The dramatic and interlocking histories of the O’Flahertys, Cohens and Leonhards offer an intimate insight into the legacies of the Russian Revolution from its earliest idealism through to the brutal Stalinist purges and beyond. Hotel Lux uncovers a world of forgotten radicals who saw their hopes and dreams crash against reality yet retained their faith in a beautiful future for all.
Culminating in a queer love story that saw the daughters of the Cohens and Leonhards create an enduring partnership even as their parents’ political visions crumbled, this is a multi-generational rebel odyssey and a history of international communism, one which looks as much to the future as it does to the past.

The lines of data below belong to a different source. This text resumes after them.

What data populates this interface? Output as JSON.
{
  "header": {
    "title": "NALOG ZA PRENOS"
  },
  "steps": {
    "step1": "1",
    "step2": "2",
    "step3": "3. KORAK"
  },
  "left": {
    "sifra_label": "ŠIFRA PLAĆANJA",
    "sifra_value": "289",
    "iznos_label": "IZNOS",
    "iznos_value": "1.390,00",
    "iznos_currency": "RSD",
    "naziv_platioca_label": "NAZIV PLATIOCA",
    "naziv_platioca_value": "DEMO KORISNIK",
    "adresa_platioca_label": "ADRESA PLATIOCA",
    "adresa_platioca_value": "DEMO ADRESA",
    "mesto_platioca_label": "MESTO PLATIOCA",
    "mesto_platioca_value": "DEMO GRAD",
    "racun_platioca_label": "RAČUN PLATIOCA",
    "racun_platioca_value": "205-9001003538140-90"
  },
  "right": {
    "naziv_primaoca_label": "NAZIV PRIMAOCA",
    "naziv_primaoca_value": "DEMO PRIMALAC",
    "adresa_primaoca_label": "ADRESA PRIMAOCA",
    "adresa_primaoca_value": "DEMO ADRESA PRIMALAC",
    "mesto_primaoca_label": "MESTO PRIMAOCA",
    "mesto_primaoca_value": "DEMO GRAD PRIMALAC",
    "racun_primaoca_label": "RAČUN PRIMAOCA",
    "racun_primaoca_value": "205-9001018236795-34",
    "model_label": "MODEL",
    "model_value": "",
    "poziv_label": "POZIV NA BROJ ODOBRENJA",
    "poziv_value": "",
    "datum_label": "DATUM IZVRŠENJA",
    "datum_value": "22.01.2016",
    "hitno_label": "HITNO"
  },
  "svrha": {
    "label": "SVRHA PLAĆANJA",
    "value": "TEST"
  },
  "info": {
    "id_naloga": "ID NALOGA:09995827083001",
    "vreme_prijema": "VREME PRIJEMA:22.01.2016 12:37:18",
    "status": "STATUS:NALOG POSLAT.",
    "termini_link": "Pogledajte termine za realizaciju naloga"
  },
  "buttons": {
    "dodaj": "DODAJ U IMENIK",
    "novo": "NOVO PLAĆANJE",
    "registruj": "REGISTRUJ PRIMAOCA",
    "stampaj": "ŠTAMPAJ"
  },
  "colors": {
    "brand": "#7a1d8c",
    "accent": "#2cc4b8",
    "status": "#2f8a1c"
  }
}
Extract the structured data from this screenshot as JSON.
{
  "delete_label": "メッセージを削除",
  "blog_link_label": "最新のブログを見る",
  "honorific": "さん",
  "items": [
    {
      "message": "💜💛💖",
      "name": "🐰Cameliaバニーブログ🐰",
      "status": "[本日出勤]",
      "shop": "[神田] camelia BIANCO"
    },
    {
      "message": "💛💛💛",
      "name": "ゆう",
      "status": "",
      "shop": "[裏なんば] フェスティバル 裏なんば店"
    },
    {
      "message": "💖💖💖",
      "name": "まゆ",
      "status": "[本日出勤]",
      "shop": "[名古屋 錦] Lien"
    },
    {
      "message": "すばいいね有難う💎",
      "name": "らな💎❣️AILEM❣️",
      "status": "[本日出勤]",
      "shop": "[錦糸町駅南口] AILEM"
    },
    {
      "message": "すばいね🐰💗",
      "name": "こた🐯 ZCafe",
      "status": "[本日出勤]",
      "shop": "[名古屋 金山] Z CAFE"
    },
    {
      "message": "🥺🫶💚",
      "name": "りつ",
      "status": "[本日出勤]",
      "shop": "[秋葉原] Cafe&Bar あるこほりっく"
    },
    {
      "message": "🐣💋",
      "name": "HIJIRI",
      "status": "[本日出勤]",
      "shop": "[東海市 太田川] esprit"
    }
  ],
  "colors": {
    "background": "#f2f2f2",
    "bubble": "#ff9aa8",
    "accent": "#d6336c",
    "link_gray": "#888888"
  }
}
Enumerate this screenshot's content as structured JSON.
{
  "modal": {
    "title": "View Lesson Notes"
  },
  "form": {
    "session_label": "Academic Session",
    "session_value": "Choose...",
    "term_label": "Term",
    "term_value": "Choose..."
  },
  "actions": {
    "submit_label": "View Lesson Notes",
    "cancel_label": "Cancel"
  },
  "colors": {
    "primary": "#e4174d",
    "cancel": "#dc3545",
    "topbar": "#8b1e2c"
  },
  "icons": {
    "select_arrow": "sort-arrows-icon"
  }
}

‘Hotel Lux is an unforgettable book, bringing to life not only its protagonists but an entire world, and offering a new glimpse of a vanished past’ – Sally Rooney
‘An extraordinary trip through 20th century history, grounded in the singular characters occupying a single hotel in 1920s Moscow. Tracing its path from the suffragettes, through the world wars, and on to the bright optimism of communism’s surely soon-to-be-radiant future, this is a fascinating tale of exiles and emigres, zealots and dreamers, brought to thrumming life by an extraordinary cache of private letters, and Casey’s superb and propulsive portraiture. A historical, and humane, tour de force.’ – Séamas O’Reilly
‘Beautifully written and researched. Full of the fire of curiosity and the magic of discovery, Hotel Lux is a book that uncovers the radical in the everyday, the everyday in the radical.’ – Seán Hewitt
‘Tells the story of early 20th century communism through the eyes of those who lived it and felt and believed in it – while also living their entirely normal, rackety, emotional lives.’ – Hallie Rubenhold, author of THE FIVE
‘Historian Maurice J Casey has a novelist’s eye and a detective’s instinct; talents that transform what might seem like a niche story into a compelling thriller. The sweep of his research and his discoveries are breathtaking’ – Irish Examiner
‘Told in novelistic prose and narrated like an archival detective story, this enchants’ – starred review, Publishers Weekly
‘Hotel Lux is a wonderfully human biography. It reminds us that humans exist in and for their dreams and that for many of us, those dreams include a better and more just world for everyone’ – Ron Jacobs, Counterpunch
‘In Casey’s rendering of these lives, the intellectual and political project of communism comes alive as a vast human project designed to reshape humanity’ – Los Angeles Review of Books
‘Hotel Lux is an unexpected treasure, unveiling the power of the archive to reanimate history and its complexities’ – Huw Lemmey, Tribune
‘If affection is the first ground of memory, the archive is its late flowering and Hotel Lux its conservatory, Casey’s history a tender nurture of pasts we overlook, but which whisper to us all the same’ – Irish Times
Maurice J. Casey is a historian based at Queen’s University Belfast. His work focuses on the history of modern Ireland, queer history, and the history of international communism in the interwar world. He holds degrees from Trinity College Dublin, Cambridge University and the University of Oxford, where he completed his doctoral studies in 2020. He was a Fulbright Scholar at Stanford University from 2018 to 2019. His writing has appeared in a variety of publications including History Today, the Irish Times and Tribune magazine. Hotel Lux: An Intimate History of Communism’s Forgotten Radicals is his first book.